Chronic total occlusions (CTOs) can be found in 15–20% of patients with coronary artery disease undergoing coronary angiography and 50–70% of patients who have undergone coronary artery bypass grafting. A CTO can be the consequence of an unnoticed and untreated acute event or, more often, of a slowly progressing process of luminal narrowing, in which case the function of the affected myocardial region can be relatively preserved by the recruitment of collateral circulation. Nonetheless, in the majority of patients, the presence of a CTO leads to a reduced blood supply and is therefore associated with an increased risk of mortality, arrhythmias and a variety of symptoms.1–3
CTO lesions can cause symptoms that are different from the classic symptoms of coronary artery disease, with less frequent typical angina and a greater prevalence of other forms of chest discomfort, dyspnea, asthenia, fatigue and depression. The slow progression of the obstruction can result in patients adapting, making it difficult to recognize symptoms and hence the existence of the disease.1
These patients are usually older and have more comorbidities than those with coronary artery disease other than CTOs, and as a consequence generally have a worse prognosis.1
CTO recanalization is one of the most complex revascularization procedures and, despite the high prevalence of CTO lesions, accounts for only a small proportion of total percutaneous coronary intervention (PCI) volume, mainly due to historical low success rates, higher incidence of complications, longer procedure duration, high costs and perceived lack of clinical benefit. However, in recent years, there has been increased interest in CTO PCI, along with higher success rates and a lower incidence of complications, due to increased operator experience, development of a systematic approach enabling standardization of these procedures with more predictable results, refinements of the technique and dedicated high-performance devices.2,3
The main indication for CTO PCI is symptom relief; potential benefits include angina relief, improvements in quality of life and exercise capacity, decrease in ischemic burden, improvement in left ventricular function and even increased survival, although randomized controlled trials have failed to demonstrate reduced mortality.1,2,4,5
CTOs are most frequently seen in the right coronary artery (RCA), followed by the left anterior descending artery (LAD) and left circumflex (LCx).1,5 The only territory that potentially has an ischemic burden >10%, the commonly used threshold for intervention, is that of the LAD. In one study the median ischemic burden of proximal LAD CTOs was 14.7%, while for both the LCx and the RCA it was 5.9%, meaning that RCA and LCx CTO PCI potentially have less impact on prognosis.6
In this issue of the Journal, Costa et al.7 analyze the outcomes of RCA-CTO PCI in comparison with left coronary artery (LCA) CTO PCI, finding no difference in myocardial infarction or all-cause mortality rates. The primary outcome of recurrence of angina and/or heart failure (HF) symptoms was significantly more frequent in RCA-CTO, mainly driven by recurrence of HF symptoms. RCA-CTO PCI was an independent predictor of the primary outcome, making it potentially less beneficial for patients. The only predictor of mortality was found to be left ventricular ejection fraction.

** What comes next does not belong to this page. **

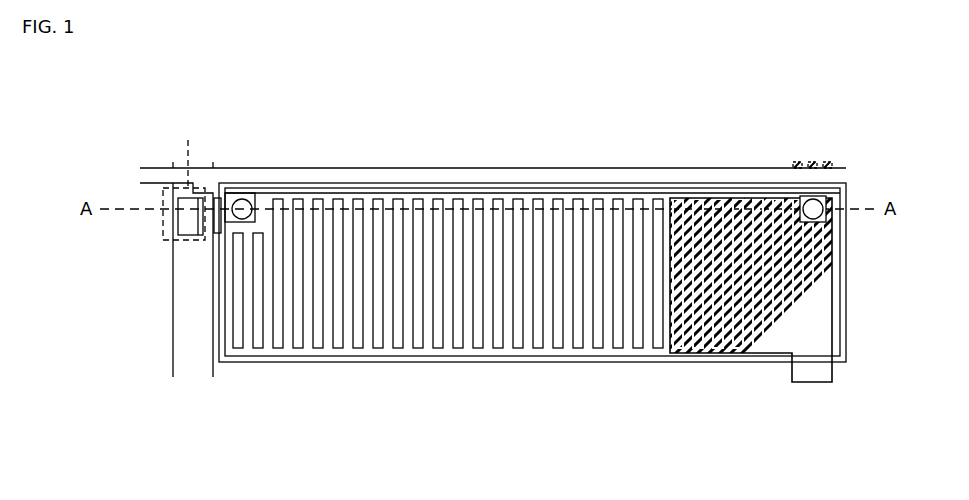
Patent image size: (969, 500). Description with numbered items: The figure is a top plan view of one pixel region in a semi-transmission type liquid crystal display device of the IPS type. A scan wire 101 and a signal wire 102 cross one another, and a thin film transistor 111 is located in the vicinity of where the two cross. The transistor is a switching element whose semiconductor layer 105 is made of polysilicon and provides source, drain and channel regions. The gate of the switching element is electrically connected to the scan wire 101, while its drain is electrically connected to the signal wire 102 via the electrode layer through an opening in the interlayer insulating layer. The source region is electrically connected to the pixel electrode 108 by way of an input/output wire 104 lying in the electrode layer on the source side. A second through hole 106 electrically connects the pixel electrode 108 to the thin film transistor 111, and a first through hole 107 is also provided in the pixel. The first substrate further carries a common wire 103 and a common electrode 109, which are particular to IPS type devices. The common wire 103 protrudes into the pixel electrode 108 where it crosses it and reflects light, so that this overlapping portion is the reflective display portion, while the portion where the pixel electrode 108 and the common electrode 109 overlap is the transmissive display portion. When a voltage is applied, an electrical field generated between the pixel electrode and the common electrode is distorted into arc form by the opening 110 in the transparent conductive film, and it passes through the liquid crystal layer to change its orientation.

There is little information on the impact of RCA-CTO PCI in the literature. In the IMPACTOR trial, 94 symptomatic patients with dominant RCA-CTO were randomized to optimal medical therapy (OMT) versus OMT plus PCI. At 12 months, the PCI group showed significantly lower myocardial ischemic burden, improved functional status and improved quality of life.8
In a single-center retrospective analysis of OMT versus CTO PCI in 731 patients with single coronary lesions, the five-year cumulative incidence of the composite of total death or myocardial infarction was significantly lower after PCI than after OMT or failed PCI in the RCA and LCx groups, but not in the LAD group.9
A recently presented analysis of the PROGRESS-CTO registry including 11560 CTO PCIs (54.1% of which were RCA-CTO PCIs) performed at 44 centers between 2012 and 2022 demonstrated procedural success rates between 83.1% and 86% in the RCA-CTO PCI group, with major adverse cardiovascular event rates of 1.7–2.4%, depending on the RCA segment in which the CTO was located.10
In conclusion, contemporary CTO PCI has high success and low complication rates when performed by experienced operators, but there are conflicting data regarding the outcomes of RCA-CTO PCI compared to LCA-CTO PCI.
The study by Costa et al.7 adds relevant information, but further studies are necessary to better understand this issue.
New techniques and new devices may lead to improved success rates and even better outcomes.
Conflicts of interestThe author has no conflicts of interest to declare.